Passiamo la notte in una base militare a Uglegorsk. Non c’è luce, sono i separatisti a farla saltare; in attesa dei generatori, facciamo la doccia al buio, perché almeno l’acqua calda è rimasta. La mattina dopo nella sala delle colazioni c’è confusione, i soldati discutono nervosamente, imprecano. Durante la notte il posto di blocco che protegge la base è stato attaccato da un blindato, un BTR che ha sparato sei colpi. Sono riusciti a respingerlo senza distruggerlo ma trovano tutti assurdo che in nome degli accordi di Minsk non si possa nemmeno contrattaccare. “Non capisco come una risposta al fuoco possa essere considerata una provocazione”, grida il responsabile del posto di blocco.

Prima di ripartire facciamo una passeggiata fino al paesino accanto, Jenakievo. Vitalyi ha voglia di cibo diverso dal rancio militare a cui ci siamo quasi abituati. Lungo la strada notiamo una protesta davanti a un edificio. Sono donne, perlopiù anziane, alcune con dei bambini, che gridano contro qualcuno che non si presenta a rispondere.

Ci fermiamo per chiedere cosa succede. Ci rispondono in molte, quasi stordendoci. Jenakijeve è un paesino dipendente dalla città di Donetsk, ma dato che il suo territorio non è occupato dalle forze filorusse è rimasto senza un’amministrazione. Una giunta popolare si è autoproclamata e, anziché distribuire gli aiuti che arrivano tramite i volontari, li vende. “Manca anche il pane qui” dice una signora in lacrime rivolgendosi a Vitalyi che invece mi fa cenno di andarcene e che poi, di fronte al nostro piatto di Vareneky (ravioli tipici della cucina ucraina, ripieni di formaggio, carne, patate o verdura), mi dirà: “Io non posso mica occuparmi dei problemi di tutti”.
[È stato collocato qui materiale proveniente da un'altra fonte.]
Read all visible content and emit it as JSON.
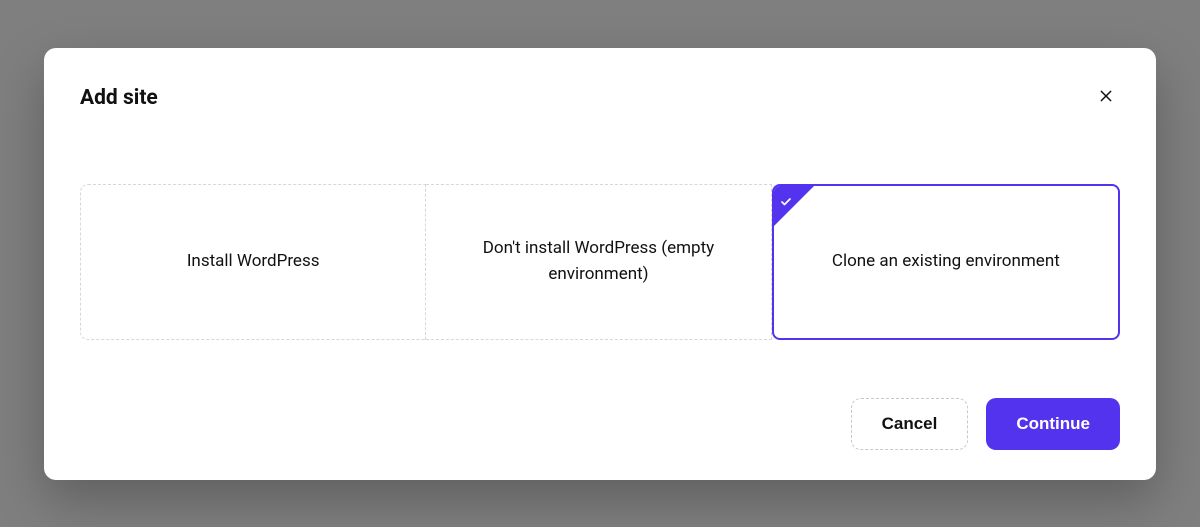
{
  "dialog": {
    "title": "Add site"
  },
  "options": [
    {
      "label": "Install WordPress",
      "selected": false
    },
    {
      "label": "Don't install WordPress (empty environment)",
      "selected": false
    },
    {
      "label": "Clone an existing environment",
      "selected": true
    }
  ],
  "footer": {
    "cancel_label": "Cancel",
    "continue_label": "Continue"
  },
  "colors": {
    "accent": "#5333ed"
  }
}
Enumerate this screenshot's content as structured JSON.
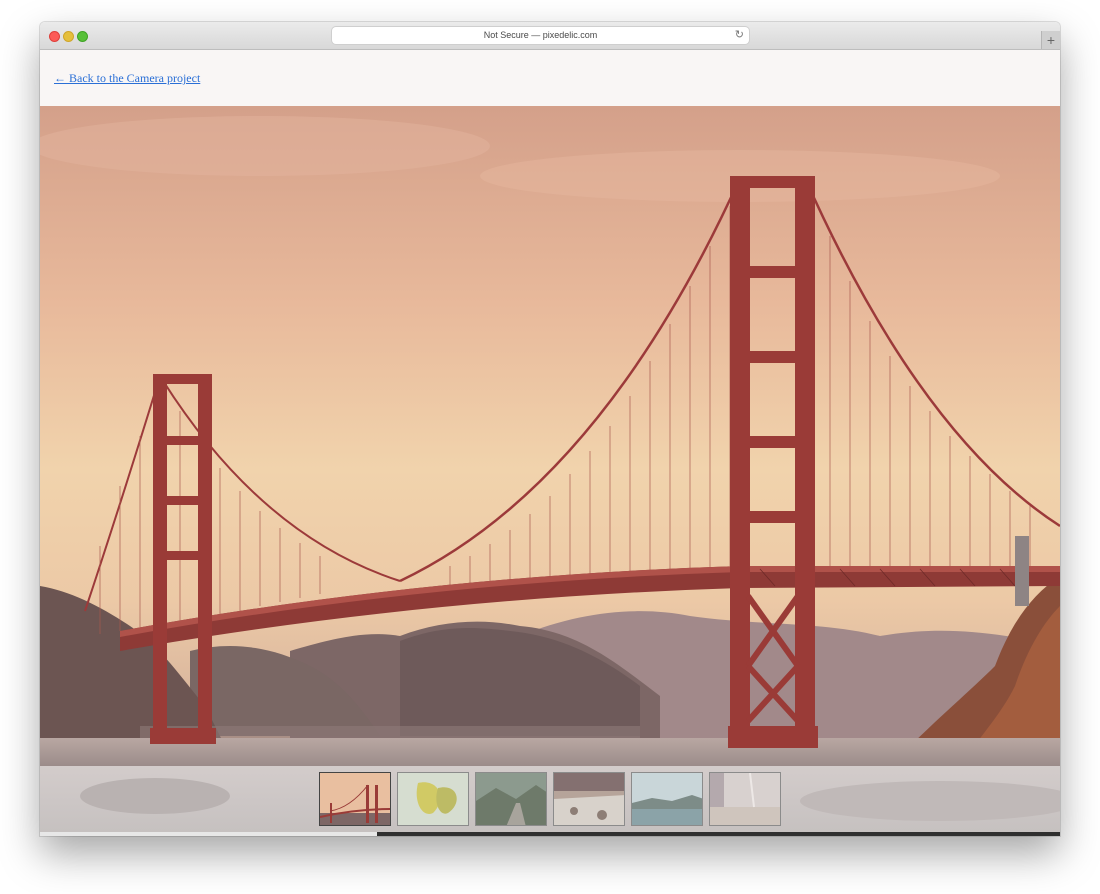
{
  "browser": {
    "address": "Not Secure — pixedelic.com",
    "reload_icon": "reload-icon",
    "new_tab_icon": "plus-icon"
  },
  "header": {
    "back_link": "← Back to the Camera project"
  },
  "slideshow": {
    "current_slide": 1,
    "slide_count": 6,
    "progress": 0.33,
    "thumbnails": [
      {
        "name": "thumb-golden-gate-bridge"
      },
      {
        "name": "thumb-yellow-leaves"
      },
      {
        "name": "thumb-mountain-road"
      },
      {
        "name": "thumb-rocky-coast"
      },
      {
        "name": "thumb-lake-shore"
      },
      {
        "name": "thumb-misty-field"
      }
    ]
  },
  "colors": {
    "link": "#2a6fd6",
    "bridge": "#9c3a3a",
    "sky_warm": "#f0cfa8"
  }
}
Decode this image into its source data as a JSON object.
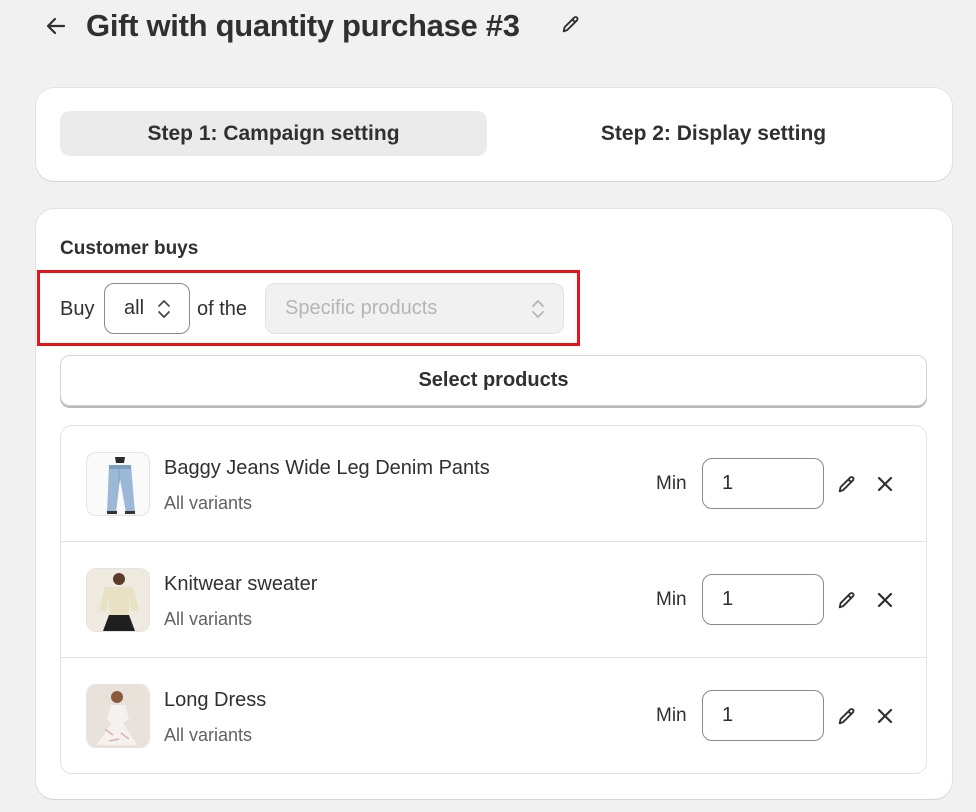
{
  "header": {
    "title": "Gift with quantity purchase #3",
    "back_icon": "arrow-left-icon",
    "edit_icon": "pencil-icon"
  },
  "steps": [
    {
      "label": "Step 1: Campaign setting",
      "active": true
    },
    {
      "label": "Step 2: Display setting",
      "active": false
    }
  ],
  "customer_buys": {
    "title": "Customer buys",
    "buy_label": "Buy",
    "buy_value": "all",
    "of_label": "of the",
    "scope_placeholder": "Specific products",
    "select_button": "Select products"
  },
  "products": [
    {
      "name": "Baggy Jeans Wide Leg Denim Pants",
      "variant": "All variants",
      "min_label": "Min",
      "min_value": "1"
    },
    {
      "name": "Knitwear sweater",
      "variant": "All variants",
      "min_label": "Min",
      "min_value": "1"
    },
    {
      "name": "Long Dress",
      "variant": "All variants",
      "min_label": "Min",
      "min_value": "1"
    }
  ],
  "colors": {
    "highlight": "#e8141a",
    "background": "#f1f1f1",
    "active_tab": "#ebebeb"
  }
}
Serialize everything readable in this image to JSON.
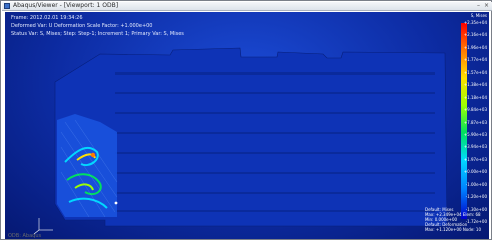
{
  "window": {
    "title": "Abaqus/Viewer - [Viewport: 1 ODB]",
    "minimize": "–",
    "close": "×"
  },
  "hud": {
    "step_line": "Frame: 2012.02.01 19:34:26",
    "deform_line": "Deformed Var: U  Deformation Scale Factor: +1.000e+00",
    "status_line": "Status Var: S, Mises; Step: Step-1; Increment 1; Primary Var: S, Mises"
  },
  "legend": {
    "title": "S, Mises",
    "values": [
      "+2.35e+04",
      "+2.16e+04",
      "+1.96e+04",
      "+1.77e+04",
      "+1.57e+04",
      "+1.38e+04",
      "+1.18e+04",
      "+9.84e+03",
      "+7.87e+03",
      "+5.90e+03",
      "+3.94e+03",
      "+1.97e+03",
      "+0.00e+00",
      "-1.00e+00",
      "-1.20e+00",
      "-1.30e+00",
      "-1.72e+00"
    ],
    "colors": [
      "#ff0000",
      "#ff7a00",
      "#ffe000",
      "#9dff00",
      "#00e060",
      "#00d8ff",
      "#0080ff",
      "#0000c8"
    ]
  },
  "status_block": {
    "lines": [
      "Default: Mises",
      "Max: +2.349e+04  Elem: 68",
      "Min: 0.000e+00",
      "Default: Deformation",
      "Max: +1.120e+00  Node: 10"
    ]
  },
  "bottom_label": "ODB: Abaqus",
  "icons": {
    "triad": "coordinate-triad-icon"
  }
}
Questa volta il nostro percorso è breve. Ci fermiamo a Dzherzinsk, dove c’è una base molto grande che ospita due battaglioni: il Mirotvores, composto da 60 poliziotti mobilitati dal Governo per  pattugliare la zona e difendere la popolazione, e il 17mo Battaglione di volontari.

È quest’ultimo che interessa a Vitalyi perché composto da ex militari di professione, molti dei quali hanno prestato servizio nelle forze speciali. Arriviamo di sera, stanno cenando, ci uniamo a loro. Dopo il pasto veniamo invitati a una festa davvero particolare. Si beve e si suona perché sarebbe stato il compleanno di un commilitone deceduto durante la riconquista di Slavyansk.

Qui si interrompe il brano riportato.